Despite telling himself that he was done with public service after four terms on the Mountain View City Council, Mike Kasperzak says he's running for a seat on El Camino Healthcare District's board of directors this November.
The health care district, which encompasses Mountain View, Sunnyvale, Los Altos and Los Altos Hills, plays an integral role in overseeing El Camino Hospital and managing taxpayer money, the vast majority of which is funneled into community grants.

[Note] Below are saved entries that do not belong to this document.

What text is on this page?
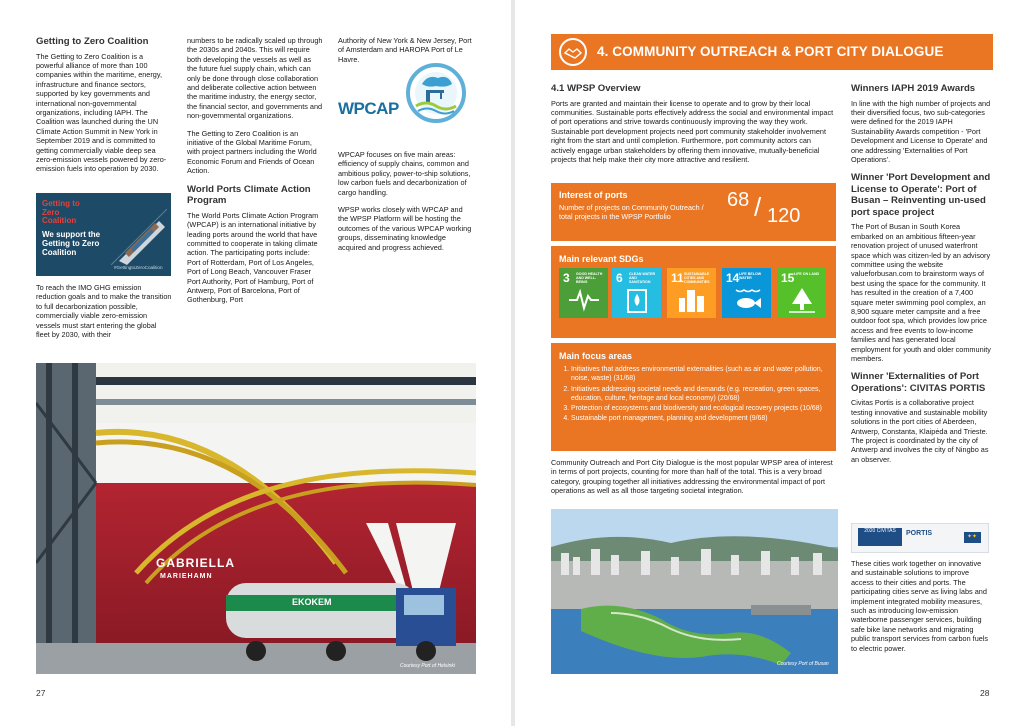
Getting to Zero Coalition

The Getting to Zero Coalition is a powerful alliance of more than 100 companies within the maritime, energy, infrastructure and finance sectors, supported by key governments and international non-governmental organizations, including IAPH. The Coalition was launched during the UN Climate Action Summit in New York in September 2019 and is committed to getting commercially viable deep sea zero-emission vessels powered by zero-emission fuels into operation by 2030.

Getting to Zero Coalition
We support the Getting to Zero Coalition
#GettingtoZeroCoalition

To reach the IMO GHG emission reduction goals and to make the transition to full decarbonization possible, commercially viable zero-emission vessels must start entering the global fleet by 2030, with their

numbers to be radically scaled up through the 2030s and 2040s. This will require both developing the vessels as well as the future fuel supply chain, which can only be done through close collaboration and deliberate collective action between the maritime industry, the energy sector, the financial sector, and governments and non-governmental organizations.

The Getting to Zero Coalition is an initiative of the Global Maritime Forum, with project partners including the World Economic Forum and Friends of Ocean Action.

World Ports Climate Action Program

The World Ports Climate Action Program (WPCAP) is an international initiative by leading ports around the world that have committed to cooperate in taking climate action. The participating ports include: Port of Rotterdam, Port of Los Angeles, Port of Long Beach, Vancouver Fraser Port Authority, Port of Hamburg, Port of Antwerp, Port of Barcelona, Port of Gothenburg, Port

Authority of New York & New Jersey, Port of Amsterdam and HAROPA Port of Le Havre.

WPCAP

WPCAP focuses on five main areas: efficiency of supply chains, common and ambitious policy, power-to-ship solutions, low carbon fuels and decarbonization of cargo handling.

WPSP works closely with WPCAP and the WPSP Platform will be hosting the outcomes of the various WPCAP working groups, disseminating knowledge acquired and progress achieved.

GABRIELLA
MARIEHAMN
EKOKEM
Courtesy Port of Helsinki
27
4. COMMUNITY OUTREACH & PORT CITY DIALOGUE
4.1 WPSP Overview

Ports are granted and maintain their license to operate and to grow by their local communities. Sustainable ports effectively address the social and environmental impact of port operations and strive towards continuously improving the way they work. Sustainable port development projects need port community stakeholder involvement right from the start and until completion. Furthermore, port community actors can actively engage urban stakeholders by offering them innovative, mutually-beneficial projects that help make their city more attractive and resilient.

Interest of ports
Number of projects on Community Outreach / total projects in the WPSP Portfolio
68 / 120
Main relevant SDGs
3 GOOD HEALTH AND WELL-BEING	6 CLEAN WATER AND SANITATION	11 SUSTAINABLE CITIES AND COMMUNITIES	14 LIFE BELOW WATER	15 LIFE ON LAND
Main focus areas
1. Initiatives that address environmental externalities (such as air and water pollution, noise, waste) (31/68)
2. Initiatives addressing societal needs and demands (e.g. recreation, green spaces, education, culture, heritage and local economy) (20/68)
3. Protection of ecosystems and biodiversity and ecological recovery projects (10/68)
4. Sustainable port management, planning and development (9/68)

Community Outreach and Port City Dialogue is the most popular WPSP area of interest in terms of port projects, counting for more than half of the total. This is a very broad category, grouping together all initiatives addressing the environmental impact of port operations as well as all those targeting societal integration.

Courtesy Port of Busan
Winners IAPH 2019 Awards

In line with the high number of projects and their diversified focus, two sub-categories were defined for the 2019 IAPH Sustainability Awards competition - 'Port Development and License to Operate' and one addressing 'Externalities of Port Operations'.

Winner 'Port Development and License to Operate': Port of Busan – Reinventing un-used port space project

The Port of Busan in South Korea embarked on an ambitious fifteen-year renovation project of unused waterfront space which was citizen-led by an advisory committee using the website valueforbusan.com to brainstorm ways of best using the space for the community. It has resulted in the creation of a 7,400 square meter swimming pool complex, an 8,900 square meter campsite and a free outdoor foot spa, which provides low price access and free events to low-income families and has generated local employment for youth and older community members.

Winner 'Externalities of Port Operations': CIVITAS PORTIS

Civitas Portis is a collaborative project testing innovative and sustainable mobility solutions in the port cities of Aberdeen, Antwerp, Constanta, Klaipėda and Trieste. The project is coordinated by the city of Antwerp and involves the city of Ningbo as an observer.

2020 CIVITAS	PORTIS	✦✦

These cities work together on innovative and sustainable solutions to improve access to their cities and ports. The participating cities serve as living labs and implement integrated mobility measures, such as introducing low-emission waterborne passenger services, building safe bike lane networks and migrating public transport services from carbon fuels to electric power.

28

Three of the five board members, Neysa Fligor, Peter Fung and David Reeder, have terms that expire in November 2018, and it's still unclear how many of them will to run for re-election.
El Camino Hospital is one of the few hospitals left in the region with strong ties to a public health care district. Kasperzak said that makes it a valuable asset that the community retains control over. Keeping the hospital in a healthy financial position will be a top priority, he said, given the troubled waters ahead for the health care industry.

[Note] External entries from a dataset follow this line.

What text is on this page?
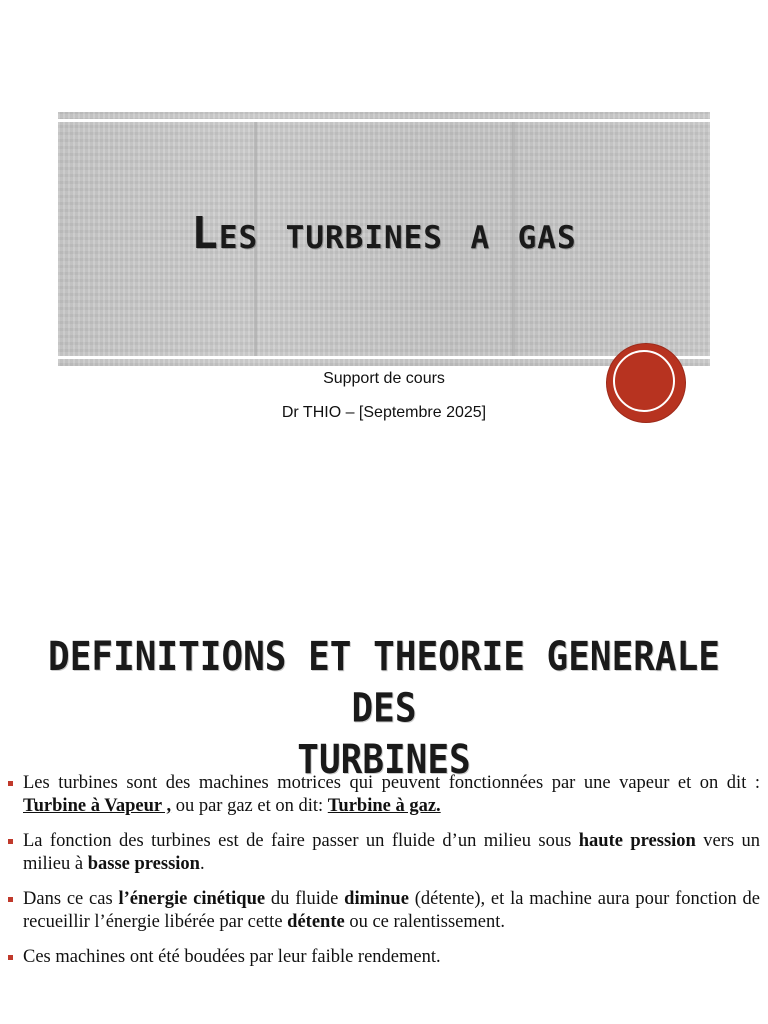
Les turbines a gas
Support de cours
Dr THIO – [Septembre 2025]
DEFINITIONS ET THEORIE GENERALE DES
TURBINES
Les turbines sont des machines motrices qui peuvent fonctionnées par une vapeur et on dit : Turbine à Vapeur , ou par gaz et on dit: Turbine à gaz.
La fonction des turbines est de faire passer un fluide d’un milieu sous haute pression vers un milieu à basse pression.
Dans ce cas l’énergie cinétique du fluide diminue (détente), et la machine aura pour fonction de recueillir l’énergie libérée par cette détente ou ce ralentissement.
Ces machines ont été boudées par leur faible rendement.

"We need a strong, financially secure hospital that can withstand the coming recession, and we're going to have one it's long overdue at this point," he said. "And health care is in total flux because of the Trump administration, so who knows what's going to be happening with all the machinations going on in (Washington,) D.C. and how that will filter down."

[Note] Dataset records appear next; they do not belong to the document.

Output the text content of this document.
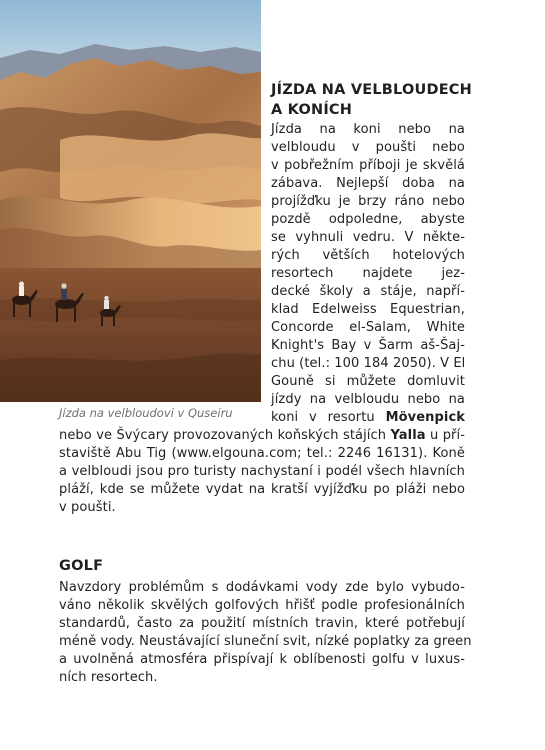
Jízda na velbloudovi v Quseiru
JÍZDA NA VELBLOUDECH
A KONÍCH
Jízda na koni nebo na
velbloudu v poušti nebo
v pobřežním příboji je skvělá
zábava. Nejlepší doba na
projížďku je brzy ráno nebo
pozdě odpoledne, abyste
se vyhnuli vedru. V někte-
rých větších hotelových
resortech najdete jez-
decké školy a stáje, napří-
klad Edelweiss Equestrian,
Concorde el-Salam, White
Knight's Bay v Šarm aš-Šaj-
chu (tel.: 100 184 2050). V El
Gouně si můžete domluvit
jízdy na velbloudu nebo na
koni v resortu Mövenpick
nebo ve Švýcary provozovaných koňských stájích Yalla u pří-
staviště Abu Tig (www.elgouna.com; tel.: 2246 16131). Koně
a velbloudi jsou pro turisty nachystaní i podél všech hlavních
pláží, kde se můžete vydat na kratší vyjížďku po pláži nebo
v poušti.
GOLF
Navzdory problémům s dodávkami vody zde bylo vybudo-
váno několik skvělých golfových hřišť podle profesionálních
standardů, často za použití místních travin, které potřebují
méně vody. Neustávající sluneční svit, nízké poplatky za green
a uvolněná atmosféra přispívají k oblíbenosti golfu v luxus-
ních resortech.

Kasperzak, who served 16 years on the City Council before term limits forced him out in 2016, said this isn't his first foray into the politics and policies of Mountain View's local health care district. He got heavily involved in the early- and mid-2000s when the hospital passed its Measure D bond, and has since participated in several hospital committees.
The hospital district owns and leases the land on which El Camino Hospital sits, and its board directly hires the CEO of the nonprofit corporation that runs the hospital. Members of the health care district board also serve on the hospital's larger board of directors.
Kasperzak's last bid for the health care district's board was decades ago. In 1984, he said he decided to run for one of the three seats up for re-election after reading in the Peninsula Times Tribune that no one had filed as a candidate. He said he didn't realize that the incumbents were planning to coast back into office in an uncontested election, and that he had inadvertently disrupted their strategy. He was soundly defeated by then-incumbent board members Alvin Rutner, Billy Russel and Charles Knell.
More recently, Kasperzak sought a vacant seat left by board member Dennis Chiu, who unexpectedly announced his resignation last year. The position generated intense interest, and Kasperzak was one of 13 candidates who applied. Board members opted to appoint Fligor to the seat.
Going into the campaign, Kasperzak doubled down on the importance of having a health care district that retains public control of the hospital, and questioned the district's long-time strategy of diverting tax revenue to charity or philanthropy. He said the money might be better spent either investing in new medical technologies or putting it directly towards indigent care for disadvantaged people in the community rather than handing it off to outside nonprofits.
"I don't need a taxing district to tax me just to give it away," he said.
Another concern, Kasperzak said, is that the board doesn't have a representative from Mountain View despite the hospital being located within the city. All of the current board members are from either Sunnyvale or Los Altos, which isn't an anomaly -- the same was true during the 2014 and 2016 elections, and Kasperzak recalled Mountain View was not represented back in 1984 either.
What happens at the hospital, whether construction or nurse negotiations, disproportionately affects Mountain View residents, Kasperzak said, and there needs to be local representation on the board.
Kasperzak said the health care district and the hospital board could also do a lot more to be transparent in the way it operates and makes decisions, and "embody" open meeting laws and disclosure under the Brown Act. He quibbled with the way the board handled the removal of former hospital CEOs Ken Graham and Tomi Ryba, both of whom the board fired without citing a reason, and called it a "disservice" to leave the community in the dark.
"I think from the community's perspective, at some point they have the right to know why a person -- who is a competent, successful leader -- is no longer there, and nobody is saying anything," he said. "The public does have a right to know something."
Candidates seeking public office can pull nomination papers starting July 16, and have until August to officially file for candidacy, according to the Santa Clara County Registrar of Voters.